Machupuchare is a woodengraving created in 2010 by American artist, Richard Wagener. It is pencil signed, dated, and editioned 16/18. Machupuchare was included in Mountains & Religion, published by Mixolydian Editions in 2011. It was printed by the artist on antique-white Zerkall wove paper and the image measures 4 x 3-1/2 inches.
Machupuchare, a mountain in the Himalayas range, is located in north central Nepal in the Annapurna massif. Its name means "fish tail" in Nepalese due to a curving ridge that ascends sharply into a double-peaked summit that in some profiles appears forked much like a fish tail. Though its peak is lower than its neighbors, its geographic isolation makes it seem taller and the stunning prominence of its vertical relief is inescapable from any angle or distance. Machupuchare has yet to be officially summited due to the Nepali government's refusal to issue climbing permits, as ordered under then-King Mahendra in the 1950s on the basis of a sacred designation.
Richard Wagener was born in Texicana, Arkansas in 1944. He grew up in southern California, spending time with his grandfather in remote parts of the desert and up in the Sierra mountain range. Early art classes introduced him to Maynard Dixon and Edgar Payne and his after-school activities included selling the evening newspapers at the Disney studios, where he met many of the illustrators and animators.

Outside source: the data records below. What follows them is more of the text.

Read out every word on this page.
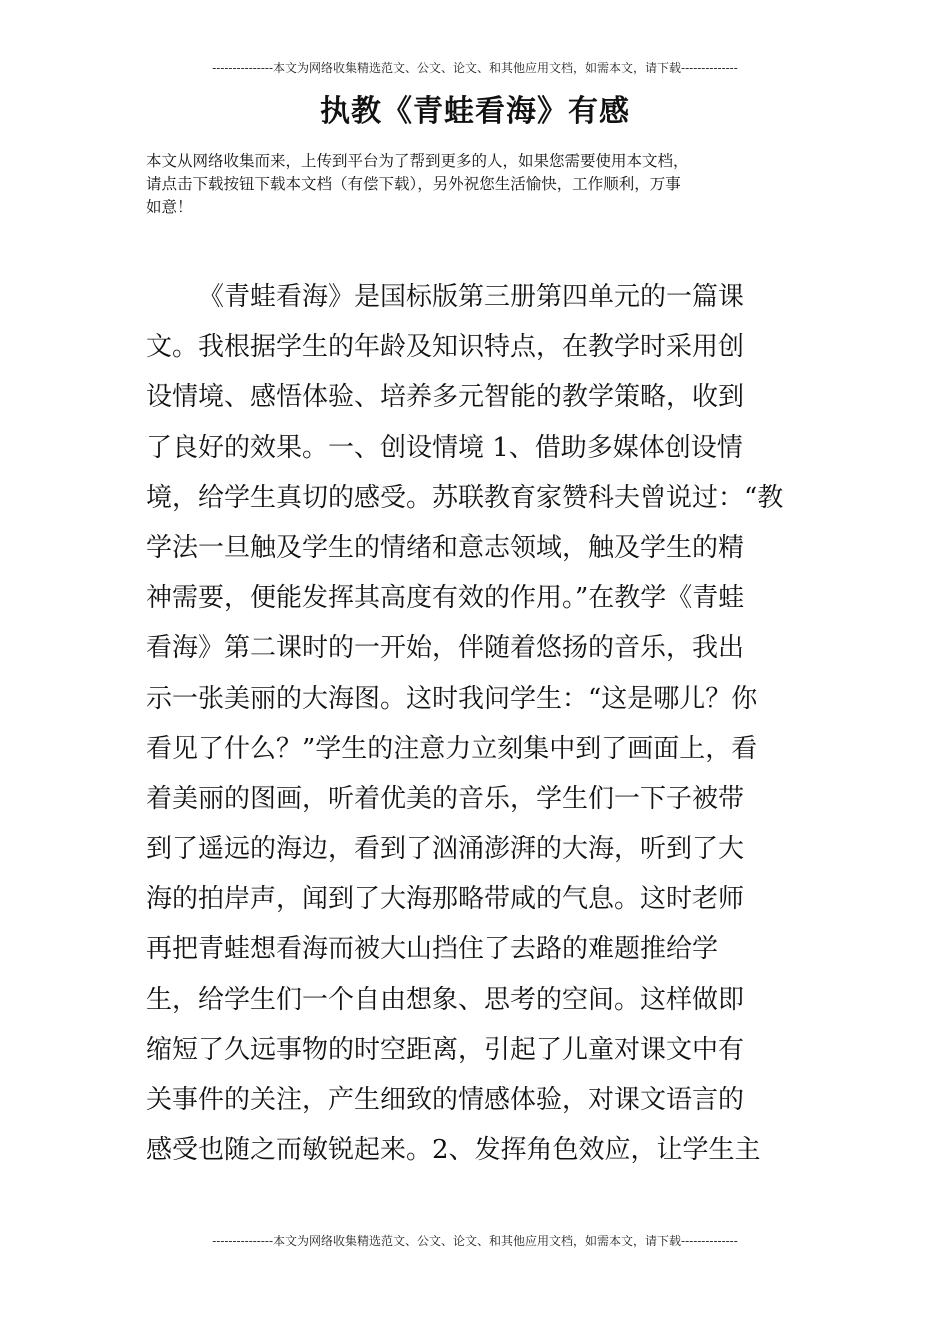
---------------本文为网络收集精选范文、公文、论文、和其他应用文档，如需本文，请下载--------------
执教《青蛙看海》有感
本文从网络收集而来，上传到平台为了帮到更多的人，如果您需要使用本文档，
请点击下载按钮下载本文档（有偿下载），另外祝您生活愉快，工作顺利，万事
如意！
《青蛙看海》是国标版第三册第四单元的一篇课
文。我根据学生的年龄及知识特点，在教学时采用创
设情境、感悟体验、培养多元智能的教学策略，收到
了良好的效果。一、创设情境 1、借助多媒体创设情
境，给学生真切的感受。苏联教育家赞科夫曾说过：“教
学法一旦触及学生的情绪和意志领域，触及学生的精
神需要，便能发挥其高度有效的作用。”在教学《青蛙
看海》第二课时的一开始，伴随着悠扬的音乐，我出
示一张美丽的大海图。这时我问学生：“这是哪儿？你
看见了什么？”学生的注意力立刻集中到了画面上，看
着美丽的图画，听着优美的音乐，学生们一下子被带
到了遥远的海边，看到了汹涌澎湃的大海，听到了大
海的拍岸声，闻到了大海那略带咸的气息。这时老师
再把青蛙想看海而被大山挡住了去路的难题推给学
生，给学生们一个自由想象、思考的空间。这样做即
缩短了久远事物的时空距离，引起了儿童对课文中有
关事件的关注，产生细致的情感体验，对课文语言的
感受也随之而敏锐起来。2、发挥角色效应，让学生主
---------------本文为网络收集精选范文、公文、论文、和其他应用文档，如需本文，请下载--------------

Wagener studied biology at the University of San Diego and earned an M.F.A. in painting from Art Center College of Design in Los Angeles.

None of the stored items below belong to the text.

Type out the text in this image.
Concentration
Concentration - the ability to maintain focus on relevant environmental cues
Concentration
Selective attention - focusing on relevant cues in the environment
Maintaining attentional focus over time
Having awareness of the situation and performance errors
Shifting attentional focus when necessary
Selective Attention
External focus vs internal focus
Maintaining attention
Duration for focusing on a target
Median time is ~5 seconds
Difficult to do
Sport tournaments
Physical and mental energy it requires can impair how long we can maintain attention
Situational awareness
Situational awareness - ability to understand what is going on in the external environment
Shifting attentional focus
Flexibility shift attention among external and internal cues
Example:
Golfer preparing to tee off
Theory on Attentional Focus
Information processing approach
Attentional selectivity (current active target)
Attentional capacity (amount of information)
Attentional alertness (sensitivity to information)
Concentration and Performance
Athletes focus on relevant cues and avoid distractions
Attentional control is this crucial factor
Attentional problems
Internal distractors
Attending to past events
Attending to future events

In 2006, Wagener established the imprint Mixolydian Editions for his own fine press projects. He collaborated with David Pascoe of Nawakum Press, Santa Rosa, California, co-publishing three fine press books, one of which, Loom, earned the 2016 Carl Hertzog Award for Excellence in Book Design. Wagener has also produced a number of engraved bookplates that have been collected internationally. He designed the logo for the XXVII FISAE Congress held in Boston in 2000. His bookplates have been featured in Print Magazine; “Contemporary Ex-Libris Artists,” an article by James Keenan, that was published in Portugal in 2003; California Bookplates by Robert Dickover, published by the Book Club of California in 2006; and Three Centuries of the American Bookplate by James Goode, the catalog accompanying a show of bookplates at the University of Virginia from 2010.
A notable American wood engraver, Wagener's works are held in over 100 public collections in the United States and England. He was awarded the Oscar Lewis Award for contributions to the book arts.